Ich habe mit meinem eigenen Labor wirklich Glück gehabt, weil es sehr groß ist, was viele Möglichkeiten eröffnet. Es erstreckt sich über zwei Räume und knapp 40 Quadratmeter. Das bedeutet, dass ich eine saubere Trennung zwischen Nass- und Trockenprozess machen kann. Das hilft beim fleckenlosen Arbeiten, ich habe weniger Staub und Verunreinigungen und kann so hervorragende Bilder abziehen. Die Langsamkeit der Arbeit in der Dunkelkammer ist für mich nicht unbedingt ein Nachteil, ich sehe das eher als einen für den Prozess wichtigen Widerstand. Und so habe ich über die Jahre die Dunkelkammer immer weiter verfeinert, z.b. eine bessere Abschattung gegen Streulicht eingerichtet und die Chemikalien optimiert, mit denen ich entwickle. Mir fallen natürlich noch tausend Sachen ein, die ich noch optimieren muss, aber ich denke, es ist inzwischen eine sehr gute Dunkelkammer geworden.  

Wo hast du dir dieses Wissen angegeignet? Bist du in dem Bereich Autodidakt oder hast du eine Ausbildung erhalten? 

Während meines Studiums an der UdK hat Fotografie eher konkret anwendungsbezogen eine Rolle gespielt. Da ging es eher darum, das richtige Bild für den jeweiligen Zweck machen zu können. Viel Wissen rund um das Fotografieren habe ich von Kindheit an gelernt, das hat mich schon immer fasziniert und ich war in Kursen und Fotoclubs. Später habe ich mir dann persönliche Mentoren gesucht, um von ihnen zu lernen.  

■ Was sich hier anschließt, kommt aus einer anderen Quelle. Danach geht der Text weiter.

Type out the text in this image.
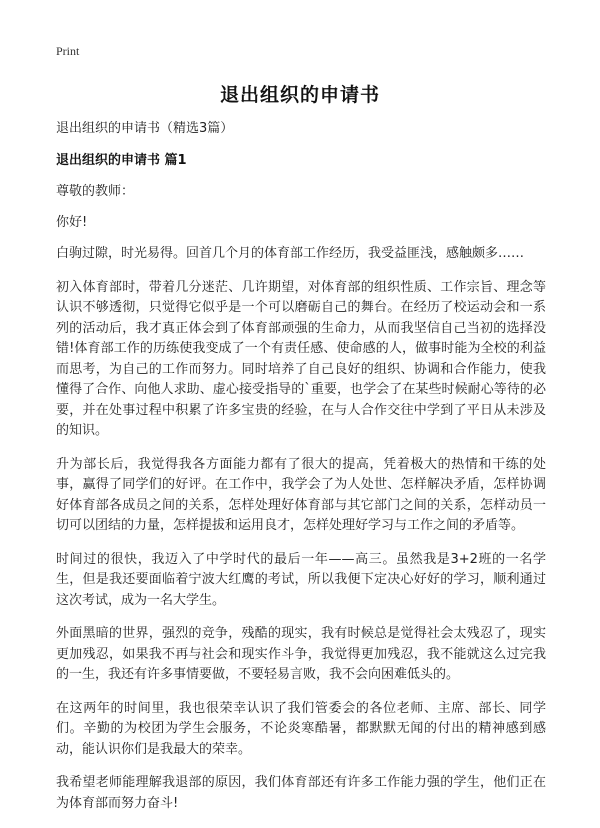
Print
退出组织的申请书

退出组织的申请书（精选3篇）

退出组织的申请书 篇1

尊敬的教师：

你好!

白驹过隙，时光易得。回首几个月的体育部工作经历，我受益匪浅，感触颇多……

初入体育部时，带着几分迷茫、几许期望，对体育部的组织性质、工作宗旨、理念等认识不够透彻，只觉得它似乎是一个可以磨砺自己的舞台。在经历了校运动会和一系列的活动后，我才真正体会到了体育部顽强的生命力，从而我坚信自己当初的选择没错!体育部工作的历练使我变成了一个有责任感、使命感的人，做事时能为全校的利益而思考，为自己的工作而努力。同时培养了自己良好的组织、协调和合作能力，使我懂得了合作、向他人求助、虚心接受指导的`重要，也学会了在某些时候耐心等待的必要，并在处事过程中积累了许多宝贵的经验，在与人合作交往中学到了平日从未涉及的知识。

升为部长后，我觉得我各方面能力都有了很大的提高，凭着极大的热情和干练的处事，赢得了同学们的好评。在工作中，我学会了为人处世、怎样解决矛盾，怎样协调好体育部各成员之间的关系，怎样处理好体育部与其它部门之间的关系，怎样动员一切可以团结的力量，怎样提拔和运用良才，怎样处理好学习与工作之间的矛盾等。

时间过的很快，我迈入了中学时代的最后一年——高三。虽然我是3+2班的一名学生，但是我还要面临着宁波大红鹰的考试，所以我便下定决心好好的学习，顺利通过这次考试，成为一名大学生。

外面黑暗的世界，强烈的竞争，残酷的现实，我有时候总是觉得社会太残忍了，现实更加残忍，如果我不再与社会和现实作斗争，我觉得更加残忍，我不能就这么过完我的一生，我还有许多事情要做，不要轻易言败，我不会向困难低头的。

在这两年的时间里，我也很荣幸认识了我们管委会的各位老师、主席、部长、同学们。辛勤的为校团为学生会服务，不论炎寒酷暑，都默默无闻的付出的精神感到感动，能认识你们是我最大的荣幸。

我希望老师能理解我退部的原因，我们体育部还有许多工作能力强的学生，他们正在为体育部而努力奋斗!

Wer waren diese Mentoren?  

In der jüngsten Vergangenheit habe ich tatsächlich bei Wolfgang Moersch in Köln einen exklusiven Einzelworkshop gemacht. Er ist eine Koryphäe im Bereich der Dunkelkammerarbeit und so einen Workshop wollte ich seit langem machen. Als ich in Toronto war, hatte ich auch einen sehr guten Mentor, Greg Edwards, der aus den USA nach Kanada gekommen ist und sich für mich erstaunlich viel Zeit genommen hat. Außerdem habe ich regelmäßig Kontakt zu Marc Stache, einem der Fotolaborspezialisten von Fotoimpex.  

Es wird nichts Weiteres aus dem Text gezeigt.